Mr. Scharf abruptly resigned from San Francisco-based Visa after four years, saying he needed to be closer to family in New York.
He took the top job at BNY Mellon in 2017. Armed with a board mandate to reinvigorate the company's growth prospects, he slashed expenses, consolidated real estate and invested heavily in technology. He removed private offices and pushed to restrict staff from working at home.
The pace of change didn't endear him to many of the staid bank's employees. Investors are still waiting for the plan to produce meaningful revenue growth.
At Wells Fargo, the board was thrilled to land a banker with CEO experience after a number of top candidates were uninterested in the job. Mr. Scharf initially took a pass on the San Francisco-based bank but changed his mind when he was told he could continue to live in New York, The Wall Street Journal has reported.
Lawmakers, regulators and others have blasted Wells Fargo not just for the fake-account scandal but for executives' response to it in the three years since.
Wells Fargo has fired thousands of low-level branch employees, though even the bank's own board has questioned whether the junior staffers were really the ones to blame. The bank says it has held staffers at all levels accountable.
Across the firm, employees have been subject to constant reorganizations. Some have had new bosses or reporting lines every few months.
Mr. Scharf isn't shunning the old guard at Wells Fargo. He already sought advice from former executives including Mr. Sloan, people familiar with the matter said.
"We didn't always live up to our own standards and have not moved quickly enough to address our shortcomings," Mr. Scharf wrote in a Monday memo to employees. "We have the foundation to again be the most respected bank in the U.S. and the world."
The bank's board would be open to a shake-up of executive management, a person familiar with the matter said. Some top executives are company veterans, including Chief Financial Officer John Shrewsberry, payments executive Avid Modjtabai and wholesale bank head Perry Pelos.
On a call with analysts announcing his appointment, Mr. Scharf said his priority is resolving regulatory issues. The lender has no shortage of them: It recently had hundreds of private regulatory warnings known as "Matters Requiring Attention," people familiar with the matter said. Hiring staffers to help fix these issues has been costly and forced the bank to dial back expense-cutting targets. The bank recently put new restrictions on employee travel to try to save money.
The bank has also said it started discussions to settle a joint Justice Department and Securities and Exchange Commission probe into the fake-account scandal. Investigators have interviewed former executives including Mr. Sloan, people familiar with the matter said.
The bank's main business lines have also struggled, in part because the regulatory issues have distracted managers and rattled some customers.
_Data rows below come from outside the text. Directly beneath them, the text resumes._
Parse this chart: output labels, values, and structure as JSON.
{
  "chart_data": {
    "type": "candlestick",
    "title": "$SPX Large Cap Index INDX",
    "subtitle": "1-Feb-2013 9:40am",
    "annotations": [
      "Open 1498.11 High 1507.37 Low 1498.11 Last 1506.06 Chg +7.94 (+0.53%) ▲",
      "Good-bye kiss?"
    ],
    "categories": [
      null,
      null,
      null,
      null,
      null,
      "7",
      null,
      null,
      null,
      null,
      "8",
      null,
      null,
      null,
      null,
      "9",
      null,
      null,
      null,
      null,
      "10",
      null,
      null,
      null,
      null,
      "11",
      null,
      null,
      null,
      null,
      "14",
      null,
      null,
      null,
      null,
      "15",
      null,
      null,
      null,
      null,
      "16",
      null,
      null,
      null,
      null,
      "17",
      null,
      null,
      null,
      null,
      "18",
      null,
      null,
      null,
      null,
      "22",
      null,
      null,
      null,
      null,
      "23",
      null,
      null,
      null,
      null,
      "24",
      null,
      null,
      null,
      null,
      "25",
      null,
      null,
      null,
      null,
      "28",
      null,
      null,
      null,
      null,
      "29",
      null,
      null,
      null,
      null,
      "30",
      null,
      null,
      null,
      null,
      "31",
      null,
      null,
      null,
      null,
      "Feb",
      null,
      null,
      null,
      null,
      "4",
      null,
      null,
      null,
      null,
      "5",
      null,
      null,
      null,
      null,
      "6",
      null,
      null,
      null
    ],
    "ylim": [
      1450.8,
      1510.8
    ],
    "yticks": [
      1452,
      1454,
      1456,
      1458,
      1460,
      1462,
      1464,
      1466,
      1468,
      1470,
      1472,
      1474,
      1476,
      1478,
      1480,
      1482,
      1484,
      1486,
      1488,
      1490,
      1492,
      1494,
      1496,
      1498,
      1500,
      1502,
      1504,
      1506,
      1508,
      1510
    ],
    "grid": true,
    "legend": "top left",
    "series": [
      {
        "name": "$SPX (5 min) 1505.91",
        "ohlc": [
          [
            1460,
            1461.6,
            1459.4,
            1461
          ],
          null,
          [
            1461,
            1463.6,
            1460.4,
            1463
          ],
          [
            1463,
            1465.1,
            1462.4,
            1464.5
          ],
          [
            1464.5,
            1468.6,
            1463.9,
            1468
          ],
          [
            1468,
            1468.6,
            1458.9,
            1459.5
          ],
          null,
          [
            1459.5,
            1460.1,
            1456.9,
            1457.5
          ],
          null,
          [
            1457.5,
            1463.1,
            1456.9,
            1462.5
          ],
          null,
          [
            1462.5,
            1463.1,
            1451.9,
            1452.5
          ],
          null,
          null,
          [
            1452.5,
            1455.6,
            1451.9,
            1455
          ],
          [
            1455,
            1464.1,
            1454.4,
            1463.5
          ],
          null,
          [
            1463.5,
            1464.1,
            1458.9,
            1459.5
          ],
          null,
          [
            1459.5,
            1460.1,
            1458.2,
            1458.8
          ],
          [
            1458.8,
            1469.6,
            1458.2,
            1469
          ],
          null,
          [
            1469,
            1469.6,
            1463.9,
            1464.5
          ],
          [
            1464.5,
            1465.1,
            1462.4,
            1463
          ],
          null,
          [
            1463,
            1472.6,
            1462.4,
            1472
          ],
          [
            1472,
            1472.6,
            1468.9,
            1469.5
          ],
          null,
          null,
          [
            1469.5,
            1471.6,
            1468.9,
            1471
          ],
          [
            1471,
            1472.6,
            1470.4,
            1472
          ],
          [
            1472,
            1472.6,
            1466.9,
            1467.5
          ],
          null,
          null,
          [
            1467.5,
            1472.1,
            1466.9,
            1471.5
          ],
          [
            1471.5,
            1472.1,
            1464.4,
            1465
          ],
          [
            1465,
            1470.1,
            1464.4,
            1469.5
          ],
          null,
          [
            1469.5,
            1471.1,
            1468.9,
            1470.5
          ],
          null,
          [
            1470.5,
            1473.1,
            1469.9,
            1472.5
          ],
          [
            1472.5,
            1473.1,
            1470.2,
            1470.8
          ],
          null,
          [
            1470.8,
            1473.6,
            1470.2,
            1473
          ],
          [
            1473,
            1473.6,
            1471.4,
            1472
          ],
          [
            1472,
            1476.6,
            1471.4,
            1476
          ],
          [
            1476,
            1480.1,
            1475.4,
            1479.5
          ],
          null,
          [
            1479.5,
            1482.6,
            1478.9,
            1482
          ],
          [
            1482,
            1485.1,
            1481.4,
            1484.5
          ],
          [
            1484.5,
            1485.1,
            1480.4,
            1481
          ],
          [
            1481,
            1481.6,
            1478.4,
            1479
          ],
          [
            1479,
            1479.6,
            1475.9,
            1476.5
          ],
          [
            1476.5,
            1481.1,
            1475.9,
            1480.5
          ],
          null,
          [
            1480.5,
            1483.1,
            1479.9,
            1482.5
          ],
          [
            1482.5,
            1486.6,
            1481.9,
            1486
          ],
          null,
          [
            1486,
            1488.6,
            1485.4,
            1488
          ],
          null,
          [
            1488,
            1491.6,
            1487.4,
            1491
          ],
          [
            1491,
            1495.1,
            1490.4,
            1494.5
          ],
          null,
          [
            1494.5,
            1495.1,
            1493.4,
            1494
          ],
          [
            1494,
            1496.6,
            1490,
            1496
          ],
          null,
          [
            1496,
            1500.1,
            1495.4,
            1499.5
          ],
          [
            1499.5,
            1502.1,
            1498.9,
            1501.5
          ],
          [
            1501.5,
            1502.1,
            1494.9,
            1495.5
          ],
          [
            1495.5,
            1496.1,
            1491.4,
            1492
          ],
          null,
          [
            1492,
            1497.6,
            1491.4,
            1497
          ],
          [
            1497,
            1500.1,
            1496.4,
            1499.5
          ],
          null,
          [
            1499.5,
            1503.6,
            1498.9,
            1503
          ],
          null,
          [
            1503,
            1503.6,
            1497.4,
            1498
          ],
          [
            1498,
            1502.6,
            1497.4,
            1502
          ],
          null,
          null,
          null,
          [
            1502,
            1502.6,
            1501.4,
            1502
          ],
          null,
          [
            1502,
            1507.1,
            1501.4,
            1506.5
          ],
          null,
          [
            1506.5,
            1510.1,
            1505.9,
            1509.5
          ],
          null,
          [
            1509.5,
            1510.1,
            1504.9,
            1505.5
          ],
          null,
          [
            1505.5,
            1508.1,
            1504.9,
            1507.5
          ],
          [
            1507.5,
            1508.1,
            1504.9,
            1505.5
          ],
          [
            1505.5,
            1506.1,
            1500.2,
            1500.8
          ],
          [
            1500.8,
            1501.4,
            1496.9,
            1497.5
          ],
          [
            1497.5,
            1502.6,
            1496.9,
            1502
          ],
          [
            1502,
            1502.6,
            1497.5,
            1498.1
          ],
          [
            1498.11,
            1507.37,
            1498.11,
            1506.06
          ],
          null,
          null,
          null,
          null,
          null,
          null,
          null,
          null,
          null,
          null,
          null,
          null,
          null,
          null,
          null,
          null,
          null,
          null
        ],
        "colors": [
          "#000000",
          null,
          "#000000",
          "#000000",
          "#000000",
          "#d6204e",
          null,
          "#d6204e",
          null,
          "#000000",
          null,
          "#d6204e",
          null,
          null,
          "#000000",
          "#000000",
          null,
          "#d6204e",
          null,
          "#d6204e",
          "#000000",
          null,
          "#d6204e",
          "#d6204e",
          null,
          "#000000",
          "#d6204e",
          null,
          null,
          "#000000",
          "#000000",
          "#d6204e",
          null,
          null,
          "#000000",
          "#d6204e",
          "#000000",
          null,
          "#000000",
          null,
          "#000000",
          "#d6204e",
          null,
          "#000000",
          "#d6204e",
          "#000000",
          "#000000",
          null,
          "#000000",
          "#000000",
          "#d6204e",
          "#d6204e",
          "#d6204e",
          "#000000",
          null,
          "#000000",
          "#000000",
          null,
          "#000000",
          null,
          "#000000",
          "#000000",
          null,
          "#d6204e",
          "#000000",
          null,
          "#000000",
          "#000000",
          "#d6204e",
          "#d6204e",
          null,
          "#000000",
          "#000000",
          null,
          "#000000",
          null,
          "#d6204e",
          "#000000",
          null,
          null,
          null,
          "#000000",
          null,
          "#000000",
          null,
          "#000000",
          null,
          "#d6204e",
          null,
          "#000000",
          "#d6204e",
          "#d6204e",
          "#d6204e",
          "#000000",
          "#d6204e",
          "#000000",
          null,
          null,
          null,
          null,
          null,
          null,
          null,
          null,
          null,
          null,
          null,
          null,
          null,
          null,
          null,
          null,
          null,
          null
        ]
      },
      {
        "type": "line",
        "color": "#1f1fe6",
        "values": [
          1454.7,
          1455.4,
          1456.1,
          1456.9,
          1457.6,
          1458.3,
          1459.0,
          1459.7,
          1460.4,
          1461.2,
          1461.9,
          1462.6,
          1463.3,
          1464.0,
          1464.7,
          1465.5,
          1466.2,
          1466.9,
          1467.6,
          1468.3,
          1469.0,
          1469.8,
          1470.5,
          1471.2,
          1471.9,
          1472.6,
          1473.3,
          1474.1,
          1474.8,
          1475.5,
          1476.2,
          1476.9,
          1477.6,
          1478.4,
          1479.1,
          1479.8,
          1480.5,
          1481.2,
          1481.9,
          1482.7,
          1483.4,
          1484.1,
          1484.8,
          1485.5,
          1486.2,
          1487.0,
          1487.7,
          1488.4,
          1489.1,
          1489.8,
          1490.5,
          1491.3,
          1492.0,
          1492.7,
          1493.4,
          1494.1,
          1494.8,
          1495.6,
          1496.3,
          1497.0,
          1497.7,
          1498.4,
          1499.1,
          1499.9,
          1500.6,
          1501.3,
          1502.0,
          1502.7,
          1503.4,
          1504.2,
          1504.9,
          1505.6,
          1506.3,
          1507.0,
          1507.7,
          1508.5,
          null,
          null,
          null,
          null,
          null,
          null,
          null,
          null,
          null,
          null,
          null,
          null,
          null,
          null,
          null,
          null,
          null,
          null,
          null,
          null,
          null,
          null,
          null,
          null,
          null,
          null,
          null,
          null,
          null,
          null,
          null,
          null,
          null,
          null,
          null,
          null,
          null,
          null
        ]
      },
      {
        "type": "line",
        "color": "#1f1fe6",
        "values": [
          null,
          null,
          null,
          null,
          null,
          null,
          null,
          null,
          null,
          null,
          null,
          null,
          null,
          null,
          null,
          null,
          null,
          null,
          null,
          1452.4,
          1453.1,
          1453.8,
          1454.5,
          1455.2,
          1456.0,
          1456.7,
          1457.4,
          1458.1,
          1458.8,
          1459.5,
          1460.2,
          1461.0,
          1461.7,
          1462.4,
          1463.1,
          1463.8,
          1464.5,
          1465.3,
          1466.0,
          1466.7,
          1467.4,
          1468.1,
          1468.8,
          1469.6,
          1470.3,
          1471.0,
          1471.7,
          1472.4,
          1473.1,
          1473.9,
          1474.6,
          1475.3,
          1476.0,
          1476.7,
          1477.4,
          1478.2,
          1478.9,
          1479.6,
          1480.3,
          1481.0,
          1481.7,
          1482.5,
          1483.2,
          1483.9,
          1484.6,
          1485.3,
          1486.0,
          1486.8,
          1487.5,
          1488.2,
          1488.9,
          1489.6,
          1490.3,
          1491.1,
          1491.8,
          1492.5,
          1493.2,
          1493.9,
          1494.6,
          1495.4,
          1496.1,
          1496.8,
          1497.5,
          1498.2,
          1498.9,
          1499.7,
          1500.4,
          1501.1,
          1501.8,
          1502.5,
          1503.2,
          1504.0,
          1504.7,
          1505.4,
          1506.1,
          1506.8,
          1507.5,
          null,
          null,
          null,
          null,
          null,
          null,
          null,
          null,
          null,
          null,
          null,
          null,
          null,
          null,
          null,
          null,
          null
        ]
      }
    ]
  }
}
Even in cities where Wells Fargo's branches have long dominated, like Denver, the bank is starting to lose deposit market share to rivals like Bank of America Corp. and JPMorgan.
The bank reported last week that third-quarter revenue fell in its consumer and commercial units. It rose in the wealth-management segment but only because of a one-time gain from the sale of a business.
--AnnaMaria Andriotis, David Benoit and Justin Baer contributed to this article.